Other delicious vegan recipes:
- Vegan mozzarella cheese
- Vegan feta cheese
- Best easy blender salsa
- Vegan Pepper Jack Cheese
- Vegan smoked Gouda cheese
- Vegan herbed cheese
- Vegan cream cheese
- Black bean salad
- Vegan tofu and black bean tacos
If you’ve tried this, or any other recipe on my blog then don’t forget to rate the recipe and let me know how you got on in the comments below, I LOVE hearing from you! You can also FOLLOW ME on FACEBOOK, INSTAGRAM and PINTEREST to see more delicious food and see what’s keeping me busy!!
Vegan Nacho Cheese
- 2 cups water divided
- 1/4 cup raw cashews
- 2 oz canned pimientos or 1/4 cup
- 1/4 cup nutritional yeast flakes
- 3 Tbsp cornstarch may also use Tapioca Flour/Starch but increase amount by 1 Tbsp.
- 2 Tbsp vegan margarine/butter optional (see notes)
- 1 Tbsp white or light miso paste
- 1.5 tsp seasoned salt
- 1 tsp onion powder
- 1/2 tsp garlic powder
- 1 tsp apple cider vinegar
- Pinch cayenne pepper
- 10 oz can diced tomatoes with green chilies optional (see notes)

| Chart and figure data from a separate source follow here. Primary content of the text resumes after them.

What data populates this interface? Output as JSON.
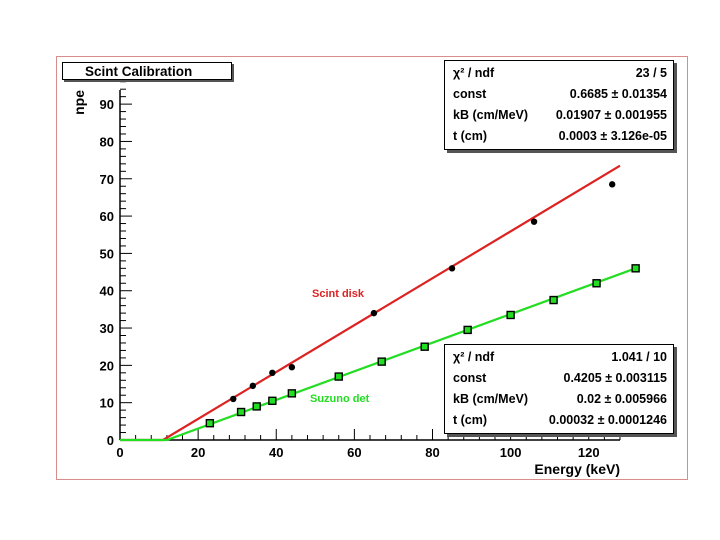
{
  "chart_data": {
    "type": "scatter",
    "title": "Scint Calibration",
    "xlabel": "Energy (keV)",
    "ylabel": "npe",
    "xlim": [
      0,
      128
    ],
    "ylim": [
      0,
      97
    ],
    "xticks": [
      "0",
      "20",
      "40",
      "60",
      "80",
      "100",
      "120"
    ],
    "yticks": [
      "0",
      "10",
      "20",
      "30",
      "40",
      "50",
      "60",
      "70",
      "80",
      "90"
    ],
    "series": [
      {
        "name": "Scint disk",
        "color": "#dd2222",
        "points": [
          {
            "x": 29,
            "y": 11
          },
          {
            "x": 34,
            "y": 14.5
          },
          {
            "x": 39,
            "y": 18
          },
          {
            "x": 44,
            "y": 19.5
          },
          {
            "x": 65,
            "y": 34
          },
          {
            "x": 85,
            "y": 46
          },
          {
            "x": 106,
            "y": 58.5
          },
          {
            "x": 126,
            "y": 68.5
          }
        ],
        "fit": [
          {
            "x": 0,
            "y": 0
          },
          {
            "x": 11,
            "y": 0
          },
          {
            "x": 128,
            "y": 73.5
          }
        ]
      },
      {
        "name": "Suzuno det",
        "color": "#22dd22",
        "points": [
          {
            "x": 23,
            "y": 4.5
          },
          {
            "x": 31,
            "y": 7.5
          },
          {
            "x": 35,
            "y": 9
          },
          {
            "x": 39,
            "y": 10.5
          },
          {
            "x": 44,
            "y": 12.5
          },
          {
            "x": 56,
            "y": 17
          },
          {
            "x": 67,
            "y": 21
          },
          {
            "x": 78,
            "y": 25
          },
          {
            "x": 89,
            "y": 29.5
          },
          {
            "x": 100,
            "y": 33.5
          },
          {
            "x": 111,
            "y": 37.5
          },
          {
            "x": 122,
            "y": 42
          },
          {
            "x": 132,
            "y": 46
          }
        ],
        "fit": [
          {
            "x": 0,
            "y": 0
          },
          {
            "x": 12,
            "y": 0
          },
          {
            "x": 132,
            "y": 46
          }
        ]
      }
    ],
    "stats": [
      {
        "rows": [
          {
            "label": "χ² / ndf",
            "value": "23 / 5"
          },
          {
            "label": "const",
            "value": "0.6685 ± 0.01354"
          },
          {
            "label": "kB (cm/MeV)",
            "value": "0.01907 ± 0.001955"
          },
          {
            "label": "t (cm)",
            "value": "0.0003 ± 3.126e-05"
          }
        ]
      },
      {
        "rows": [
          {
            "label": "χ² / ndf",
            "value": "1.041 / 10"
          },
          {
            "label": "const",
            "value": "0.4205 ± 0.003115"
          },
          {
            "label": "kB (cm/MeV)",
            "value": "0.02 ± 0.005966"
          },
          {
            "label": "t (cm)",
            "value": "0.00032 ± 0.0001246"
          }
        ]
      }
    ]
  }
}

- Rinse cashews under hot running water for several minutes or soak in HOT water for 5 minutes and then rinse.
- Place rinsed cashews in blender. Add 1 cup of the water and all other remaining ingredients and blend on high until completely smooth.
- Add second cup of water and pour mixture into a med size pot.
- Whisk over med heat until thickened, about 8 minutes. Watch closely to avoid burning.
- Voila! Dip chips, serve as a side for baked potatoes, drizzle over maxi-bowls etc!